There is something deeply nostalgic about this dish, although it wasn’t something I grew up with. Perhaps it’s the use of small pasta that makes me feel childlike, but either way, it is the kind of recipe that is immensely versatile: it can be an elegant, light spring meal finished with punchy extra-virgin olive oil, an extra sprinkle of pepper and a grating of pecorino, or you could label it kid-friendly and comforting. It’s not exclusively so, but I’d hazard a bet that they’ll enjoy it.
Spring meatballs with pasta and peas
Prep 10 min
Cook 30 min
Serves 4
1 bunch spring onions, trimmed and finely sliced
2 garlic cloves, peeled and finely sliced
50g breadcrumbs
½ bunch flat-leaf parsley, picked and finely chopped
A few mint sprigs, leaves picked and finely chopped
400g pork mince
Juice and finely grated zest of 1 lemon
Sea salt and black pepper
Olive oil
1 litre chicken stock, or vegetable stock
180g mini pasta
150g peas, freshly podded or frozen
40g pecorino, grated
Put half the spring onions in a food processor with half the sliced garlic, all the breadcrumbs, half the chopped herbs and all the mince.
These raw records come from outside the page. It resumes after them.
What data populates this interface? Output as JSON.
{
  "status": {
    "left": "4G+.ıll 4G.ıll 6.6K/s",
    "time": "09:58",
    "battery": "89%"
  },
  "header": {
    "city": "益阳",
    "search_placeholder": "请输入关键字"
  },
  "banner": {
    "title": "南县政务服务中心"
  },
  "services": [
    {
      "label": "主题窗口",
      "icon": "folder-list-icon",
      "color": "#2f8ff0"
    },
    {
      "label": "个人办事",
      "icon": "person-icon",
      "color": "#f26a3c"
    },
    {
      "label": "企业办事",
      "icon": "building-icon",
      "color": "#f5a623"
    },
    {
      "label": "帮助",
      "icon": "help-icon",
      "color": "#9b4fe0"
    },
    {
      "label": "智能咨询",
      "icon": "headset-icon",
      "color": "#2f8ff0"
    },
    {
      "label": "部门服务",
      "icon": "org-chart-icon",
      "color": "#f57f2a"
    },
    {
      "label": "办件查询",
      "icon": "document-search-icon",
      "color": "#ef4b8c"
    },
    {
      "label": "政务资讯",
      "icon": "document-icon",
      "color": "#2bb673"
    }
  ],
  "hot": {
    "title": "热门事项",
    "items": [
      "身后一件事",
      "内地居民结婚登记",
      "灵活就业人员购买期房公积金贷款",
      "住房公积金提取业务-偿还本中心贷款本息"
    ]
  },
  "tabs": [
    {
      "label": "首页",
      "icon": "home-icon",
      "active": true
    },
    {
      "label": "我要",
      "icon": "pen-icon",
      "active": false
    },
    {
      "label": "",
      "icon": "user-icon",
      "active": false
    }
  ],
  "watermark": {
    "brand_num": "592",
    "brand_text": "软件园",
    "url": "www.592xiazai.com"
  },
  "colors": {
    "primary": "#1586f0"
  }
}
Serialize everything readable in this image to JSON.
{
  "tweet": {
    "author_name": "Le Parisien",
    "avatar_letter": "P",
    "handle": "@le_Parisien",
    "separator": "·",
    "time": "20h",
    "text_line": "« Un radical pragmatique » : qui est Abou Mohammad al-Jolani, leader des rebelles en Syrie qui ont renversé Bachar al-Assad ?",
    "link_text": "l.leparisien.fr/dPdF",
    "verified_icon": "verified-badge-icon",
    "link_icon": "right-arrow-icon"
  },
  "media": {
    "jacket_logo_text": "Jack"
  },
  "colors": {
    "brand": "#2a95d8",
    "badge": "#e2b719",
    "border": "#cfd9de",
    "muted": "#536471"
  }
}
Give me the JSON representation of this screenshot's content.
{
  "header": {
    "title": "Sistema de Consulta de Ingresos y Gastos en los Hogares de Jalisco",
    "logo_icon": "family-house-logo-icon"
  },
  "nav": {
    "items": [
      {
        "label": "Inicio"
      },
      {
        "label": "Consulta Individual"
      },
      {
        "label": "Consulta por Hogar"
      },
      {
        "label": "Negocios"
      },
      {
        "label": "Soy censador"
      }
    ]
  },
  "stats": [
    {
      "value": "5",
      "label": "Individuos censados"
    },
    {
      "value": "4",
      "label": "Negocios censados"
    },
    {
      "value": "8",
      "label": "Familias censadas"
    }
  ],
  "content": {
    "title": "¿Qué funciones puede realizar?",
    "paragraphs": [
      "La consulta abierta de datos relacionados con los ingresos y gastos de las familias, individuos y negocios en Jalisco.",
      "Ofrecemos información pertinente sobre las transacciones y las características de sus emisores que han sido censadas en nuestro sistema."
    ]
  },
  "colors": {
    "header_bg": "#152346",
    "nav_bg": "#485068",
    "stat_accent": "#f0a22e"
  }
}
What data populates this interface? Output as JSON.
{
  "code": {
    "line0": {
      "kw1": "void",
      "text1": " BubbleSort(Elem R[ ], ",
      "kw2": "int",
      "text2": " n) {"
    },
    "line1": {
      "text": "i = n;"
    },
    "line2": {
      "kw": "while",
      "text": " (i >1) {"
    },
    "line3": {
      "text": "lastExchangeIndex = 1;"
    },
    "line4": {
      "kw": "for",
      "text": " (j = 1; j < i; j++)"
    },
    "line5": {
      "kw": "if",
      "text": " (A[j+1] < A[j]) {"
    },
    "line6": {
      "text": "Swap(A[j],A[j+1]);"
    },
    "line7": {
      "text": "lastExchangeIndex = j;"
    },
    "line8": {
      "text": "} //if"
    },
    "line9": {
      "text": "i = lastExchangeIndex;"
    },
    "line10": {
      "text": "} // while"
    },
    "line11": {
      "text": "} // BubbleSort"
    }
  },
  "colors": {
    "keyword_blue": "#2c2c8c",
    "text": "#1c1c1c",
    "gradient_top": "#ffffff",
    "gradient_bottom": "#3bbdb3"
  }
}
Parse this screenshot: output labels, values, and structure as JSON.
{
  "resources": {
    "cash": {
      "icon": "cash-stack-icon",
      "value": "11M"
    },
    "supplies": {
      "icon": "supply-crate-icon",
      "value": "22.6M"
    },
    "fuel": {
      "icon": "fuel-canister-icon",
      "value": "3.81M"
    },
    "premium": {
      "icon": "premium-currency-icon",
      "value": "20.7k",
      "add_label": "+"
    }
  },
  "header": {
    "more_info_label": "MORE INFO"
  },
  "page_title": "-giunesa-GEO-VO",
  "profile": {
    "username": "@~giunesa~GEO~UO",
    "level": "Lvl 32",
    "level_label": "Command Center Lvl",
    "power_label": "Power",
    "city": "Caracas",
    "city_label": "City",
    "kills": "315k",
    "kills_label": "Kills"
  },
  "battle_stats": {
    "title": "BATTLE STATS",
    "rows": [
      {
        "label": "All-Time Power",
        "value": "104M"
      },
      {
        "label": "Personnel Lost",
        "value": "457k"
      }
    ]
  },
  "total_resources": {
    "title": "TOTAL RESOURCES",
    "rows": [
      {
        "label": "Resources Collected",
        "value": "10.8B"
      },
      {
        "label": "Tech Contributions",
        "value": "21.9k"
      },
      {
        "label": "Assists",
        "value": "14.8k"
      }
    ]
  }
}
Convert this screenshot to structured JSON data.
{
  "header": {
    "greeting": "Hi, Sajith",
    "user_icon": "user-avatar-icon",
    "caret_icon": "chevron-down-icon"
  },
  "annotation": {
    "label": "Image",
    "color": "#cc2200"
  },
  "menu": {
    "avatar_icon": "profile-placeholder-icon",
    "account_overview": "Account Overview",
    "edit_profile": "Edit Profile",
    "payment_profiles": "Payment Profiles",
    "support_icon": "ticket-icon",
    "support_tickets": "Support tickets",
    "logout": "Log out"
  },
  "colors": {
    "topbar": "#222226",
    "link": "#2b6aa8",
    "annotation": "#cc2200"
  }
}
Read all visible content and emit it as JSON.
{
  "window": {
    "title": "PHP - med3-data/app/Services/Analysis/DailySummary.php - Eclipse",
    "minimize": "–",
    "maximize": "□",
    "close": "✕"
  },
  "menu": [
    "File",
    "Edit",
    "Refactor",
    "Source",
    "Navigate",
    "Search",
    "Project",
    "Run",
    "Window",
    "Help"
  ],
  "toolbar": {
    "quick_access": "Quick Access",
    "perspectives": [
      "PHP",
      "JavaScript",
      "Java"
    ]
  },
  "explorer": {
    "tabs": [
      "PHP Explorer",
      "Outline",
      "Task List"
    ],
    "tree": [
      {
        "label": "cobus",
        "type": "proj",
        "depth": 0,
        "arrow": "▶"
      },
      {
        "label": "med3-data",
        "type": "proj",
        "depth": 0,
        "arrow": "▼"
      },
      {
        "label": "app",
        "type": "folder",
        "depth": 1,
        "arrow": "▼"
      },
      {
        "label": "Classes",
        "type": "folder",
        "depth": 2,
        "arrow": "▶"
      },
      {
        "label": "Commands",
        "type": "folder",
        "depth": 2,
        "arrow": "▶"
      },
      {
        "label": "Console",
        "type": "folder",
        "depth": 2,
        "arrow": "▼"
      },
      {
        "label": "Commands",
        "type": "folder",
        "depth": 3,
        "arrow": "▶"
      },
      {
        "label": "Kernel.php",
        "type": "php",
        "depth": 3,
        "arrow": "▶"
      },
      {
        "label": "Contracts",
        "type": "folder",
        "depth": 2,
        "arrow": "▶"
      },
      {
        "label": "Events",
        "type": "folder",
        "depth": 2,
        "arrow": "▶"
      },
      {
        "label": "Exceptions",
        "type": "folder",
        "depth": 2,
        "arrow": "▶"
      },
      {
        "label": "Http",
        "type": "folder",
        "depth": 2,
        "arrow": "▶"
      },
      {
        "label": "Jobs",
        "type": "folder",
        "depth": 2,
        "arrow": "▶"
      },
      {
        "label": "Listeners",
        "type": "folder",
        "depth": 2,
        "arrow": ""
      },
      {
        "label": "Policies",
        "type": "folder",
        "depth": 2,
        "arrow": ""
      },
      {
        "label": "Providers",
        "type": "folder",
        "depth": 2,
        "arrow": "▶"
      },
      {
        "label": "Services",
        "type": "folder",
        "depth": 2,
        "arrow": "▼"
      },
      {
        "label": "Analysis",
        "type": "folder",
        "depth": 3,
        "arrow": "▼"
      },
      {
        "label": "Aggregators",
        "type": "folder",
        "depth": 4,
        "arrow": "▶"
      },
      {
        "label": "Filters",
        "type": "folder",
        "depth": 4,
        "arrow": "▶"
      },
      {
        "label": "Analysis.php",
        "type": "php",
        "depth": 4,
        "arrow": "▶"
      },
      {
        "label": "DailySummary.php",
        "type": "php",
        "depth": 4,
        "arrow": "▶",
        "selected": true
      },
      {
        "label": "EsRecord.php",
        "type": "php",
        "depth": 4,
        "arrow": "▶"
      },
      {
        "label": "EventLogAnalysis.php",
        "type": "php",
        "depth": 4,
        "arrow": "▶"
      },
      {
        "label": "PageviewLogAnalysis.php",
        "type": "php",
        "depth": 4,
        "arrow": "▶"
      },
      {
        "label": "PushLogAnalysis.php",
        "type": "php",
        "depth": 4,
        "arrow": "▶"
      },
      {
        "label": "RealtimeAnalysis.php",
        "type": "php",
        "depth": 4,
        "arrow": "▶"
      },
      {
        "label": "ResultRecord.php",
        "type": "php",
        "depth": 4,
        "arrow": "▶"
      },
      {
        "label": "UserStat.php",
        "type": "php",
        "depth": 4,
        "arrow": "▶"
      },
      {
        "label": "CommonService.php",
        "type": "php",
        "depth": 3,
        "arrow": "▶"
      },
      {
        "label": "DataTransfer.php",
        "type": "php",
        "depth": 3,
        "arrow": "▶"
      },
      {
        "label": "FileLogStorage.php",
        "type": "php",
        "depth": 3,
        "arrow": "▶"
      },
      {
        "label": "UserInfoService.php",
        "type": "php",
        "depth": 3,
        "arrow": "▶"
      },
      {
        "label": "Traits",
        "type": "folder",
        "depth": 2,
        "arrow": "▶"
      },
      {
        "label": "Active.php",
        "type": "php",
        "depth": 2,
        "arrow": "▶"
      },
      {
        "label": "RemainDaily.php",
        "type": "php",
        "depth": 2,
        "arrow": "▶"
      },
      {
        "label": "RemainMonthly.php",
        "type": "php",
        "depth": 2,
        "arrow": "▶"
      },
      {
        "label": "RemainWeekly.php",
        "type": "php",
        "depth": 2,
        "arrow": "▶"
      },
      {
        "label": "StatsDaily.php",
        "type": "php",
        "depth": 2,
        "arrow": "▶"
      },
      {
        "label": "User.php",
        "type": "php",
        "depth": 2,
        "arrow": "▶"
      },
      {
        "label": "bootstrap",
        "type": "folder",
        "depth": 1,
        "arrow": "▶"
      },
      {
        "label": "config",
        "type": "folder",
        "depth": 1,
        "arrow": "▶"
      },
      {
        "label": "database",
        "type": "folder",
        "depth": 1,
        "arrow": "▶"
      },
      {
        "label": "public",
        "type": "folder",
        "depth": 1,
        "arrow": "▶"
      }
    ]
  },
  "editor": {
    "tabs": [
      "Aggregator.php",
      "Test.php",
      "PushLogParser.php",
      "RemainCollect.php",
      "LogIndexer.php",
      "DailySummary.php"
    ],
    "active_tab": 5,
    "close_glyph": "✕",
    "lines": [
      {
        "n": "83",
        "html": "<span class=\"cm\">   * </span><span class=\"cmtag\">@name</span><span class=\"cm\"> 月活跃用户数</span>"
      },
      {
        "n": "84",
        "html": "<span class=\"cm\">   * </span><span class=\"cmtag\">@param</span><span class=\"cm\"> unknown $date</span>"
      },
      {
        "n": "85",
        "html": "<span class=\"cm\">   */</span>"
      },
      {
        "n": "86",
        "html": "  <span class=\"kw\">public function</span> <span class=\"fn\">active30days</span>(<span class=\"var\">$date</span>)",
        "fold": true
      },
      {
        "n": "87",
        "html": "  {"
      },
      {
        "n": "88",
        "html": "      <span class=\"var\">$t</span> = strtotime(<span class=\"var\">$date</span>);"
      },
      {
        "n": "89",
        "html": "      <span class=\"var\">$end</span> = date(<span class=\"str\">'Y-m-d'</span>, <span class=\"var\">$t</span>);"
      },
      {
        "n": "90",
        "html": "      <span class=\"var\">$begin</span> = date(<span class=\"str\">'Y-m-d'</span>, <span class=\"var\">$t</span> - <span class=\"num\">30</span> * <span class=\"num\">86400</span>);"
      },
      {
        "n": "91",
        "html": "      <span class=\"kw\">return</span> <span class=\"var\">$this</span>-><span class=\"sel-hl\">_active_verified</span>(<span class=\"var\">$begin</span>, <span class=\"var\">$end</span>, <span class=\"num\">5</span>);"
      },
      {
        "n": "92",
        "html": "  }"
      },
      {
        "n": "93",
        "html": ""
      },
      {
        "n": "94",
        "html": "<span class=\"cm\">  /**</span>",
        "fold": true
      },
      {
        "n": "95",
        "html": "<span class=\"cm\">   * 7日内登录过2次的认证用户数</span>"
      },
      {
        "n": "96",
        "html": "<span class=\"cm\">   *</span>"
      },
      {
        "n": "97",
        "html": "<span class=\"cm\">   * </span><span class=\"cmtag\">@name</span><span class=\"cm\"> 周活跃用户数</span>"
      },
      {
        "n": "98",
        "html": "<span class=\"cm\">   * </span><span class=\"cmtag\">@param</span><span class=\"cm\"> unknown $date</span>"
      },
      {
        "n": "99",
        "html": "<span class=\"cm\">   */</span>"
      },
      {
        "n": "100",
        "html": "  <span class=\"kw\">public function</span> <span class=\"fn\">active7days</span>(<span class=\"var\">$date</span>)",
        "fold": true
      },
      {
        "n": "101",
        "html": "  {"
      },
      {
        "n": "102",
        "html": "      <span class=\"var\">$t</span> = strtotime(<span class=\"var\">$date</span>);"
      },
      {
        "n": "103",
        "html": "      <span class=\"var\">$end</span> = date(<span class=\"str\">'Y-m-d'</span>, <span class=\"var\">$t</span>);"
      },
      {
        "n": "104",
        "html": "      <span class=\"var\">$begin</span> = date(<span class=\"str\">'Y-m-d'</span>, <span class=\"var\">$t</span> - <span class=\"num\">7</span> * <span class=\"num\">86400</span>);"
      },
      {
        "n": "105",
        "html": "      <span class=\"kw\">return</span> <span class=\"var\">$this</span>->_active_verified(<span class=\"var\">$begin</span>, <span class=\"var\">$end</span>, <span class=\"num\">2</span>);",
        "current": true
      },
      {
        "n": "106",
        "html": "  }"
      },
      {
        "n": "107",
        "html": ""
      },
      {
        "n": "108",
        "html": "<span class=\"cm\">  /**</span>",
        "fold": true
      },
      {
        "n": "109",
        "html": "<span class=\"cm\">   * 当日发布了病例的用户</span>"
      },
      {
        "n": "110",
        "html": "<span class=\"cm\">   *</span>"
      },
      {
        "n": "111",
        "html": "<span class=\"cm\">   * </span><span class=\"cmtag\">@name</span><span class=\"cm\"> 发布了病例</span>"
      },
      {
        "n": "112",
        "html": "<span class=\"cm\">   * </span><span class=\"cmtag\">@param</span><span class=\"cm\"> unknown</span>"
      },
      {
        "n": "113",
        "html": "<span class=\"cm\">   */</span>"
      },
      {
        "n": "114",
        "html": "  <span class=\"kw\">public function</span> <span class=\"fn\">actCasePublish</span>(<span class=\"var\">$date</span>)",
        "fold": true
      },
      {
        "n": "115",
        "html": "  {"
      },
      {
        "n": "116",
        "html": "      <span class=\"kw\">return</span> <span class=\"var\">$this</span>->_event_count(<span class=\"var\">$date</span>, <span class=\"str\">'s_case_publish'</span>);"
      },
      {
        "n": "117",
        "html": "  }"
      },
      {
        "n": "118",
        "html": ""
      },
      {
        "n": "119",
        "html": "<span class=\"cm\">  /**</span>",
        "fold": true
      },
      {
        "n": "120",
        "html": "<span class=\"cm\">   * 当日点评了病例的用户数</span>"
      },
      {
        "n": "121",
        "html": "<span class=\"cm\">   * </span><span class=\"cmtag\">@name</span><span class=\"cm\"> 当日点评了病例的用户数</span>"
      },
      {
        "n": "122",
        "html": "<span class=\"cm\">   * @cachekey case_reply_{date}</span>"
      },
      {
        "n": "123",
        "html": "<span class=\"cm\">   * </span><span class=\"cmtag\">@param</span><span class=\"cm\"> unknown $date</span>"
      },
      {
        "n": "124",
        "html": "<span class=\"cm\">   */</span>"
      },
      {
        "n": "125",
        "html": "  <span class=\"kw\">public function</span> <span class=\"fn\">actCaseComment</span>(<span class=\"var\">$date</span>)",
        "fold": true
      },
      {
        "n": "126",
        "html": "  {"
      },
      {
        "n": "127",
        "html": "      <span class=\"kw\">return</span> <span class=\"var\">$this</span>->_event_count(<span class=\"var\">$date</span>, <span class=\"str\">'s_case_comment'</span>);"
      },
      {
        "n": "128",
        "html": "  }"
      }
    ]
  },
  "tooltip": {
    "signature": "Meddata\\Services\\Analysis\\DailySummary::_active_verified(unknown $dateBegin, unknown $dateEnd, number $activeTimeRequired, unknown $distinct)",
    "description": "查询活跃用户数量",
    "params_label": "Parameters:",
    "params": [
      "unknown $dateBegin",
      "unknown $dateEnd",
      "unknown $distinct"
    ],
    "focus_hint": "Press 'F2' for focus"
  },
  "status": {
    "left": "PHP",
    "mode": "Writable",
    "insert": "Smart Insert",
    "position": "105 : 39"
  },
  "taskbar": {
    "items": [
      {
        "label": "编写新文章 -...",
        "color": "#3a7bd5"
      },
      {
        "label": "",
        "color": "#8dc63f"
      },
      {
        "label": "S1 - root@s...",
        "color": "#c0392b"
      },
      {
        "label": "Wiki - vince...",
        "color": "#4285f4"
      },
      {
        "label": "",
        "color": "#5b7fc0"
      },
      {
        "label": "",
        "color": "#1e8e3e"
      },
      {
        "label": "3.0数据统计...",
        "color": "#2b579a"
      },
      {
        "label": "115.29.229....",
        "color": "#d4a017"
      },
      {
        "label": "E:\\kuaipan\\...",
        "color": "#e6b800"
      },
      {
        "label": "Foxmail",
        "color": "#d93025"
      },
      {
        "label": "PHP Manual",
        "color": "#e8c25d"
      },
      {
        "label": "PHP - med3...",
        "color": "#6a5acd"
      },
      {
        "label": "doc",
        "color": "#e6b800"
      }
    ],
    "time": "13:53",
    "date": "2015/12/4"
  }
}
Add the lemon zest, season generously, then blitz until it all comes together (you can, of course, mix it by hand in a bowl).
Roll the mince mixture into small, roughly 2½cm balls. Set a large casserole pot on a medium heat, drizzle in three tablespoons of olive oil and fry the meatballs for about 10 minutes, turning regularly, until browned and gnarly all over.
Add the stock to the pan and bring to a boil. Stir in the pasta and peas, then bring back to a boil and simmer for five to seven minutes, until the pasta is tender and the meatballs are cooked through. Off the heat, stir in the lemon juice, then taste the broth and adjust the seasoning as needed. Finish by stirring in the remaining herbs and serve topped with the grated pecorino.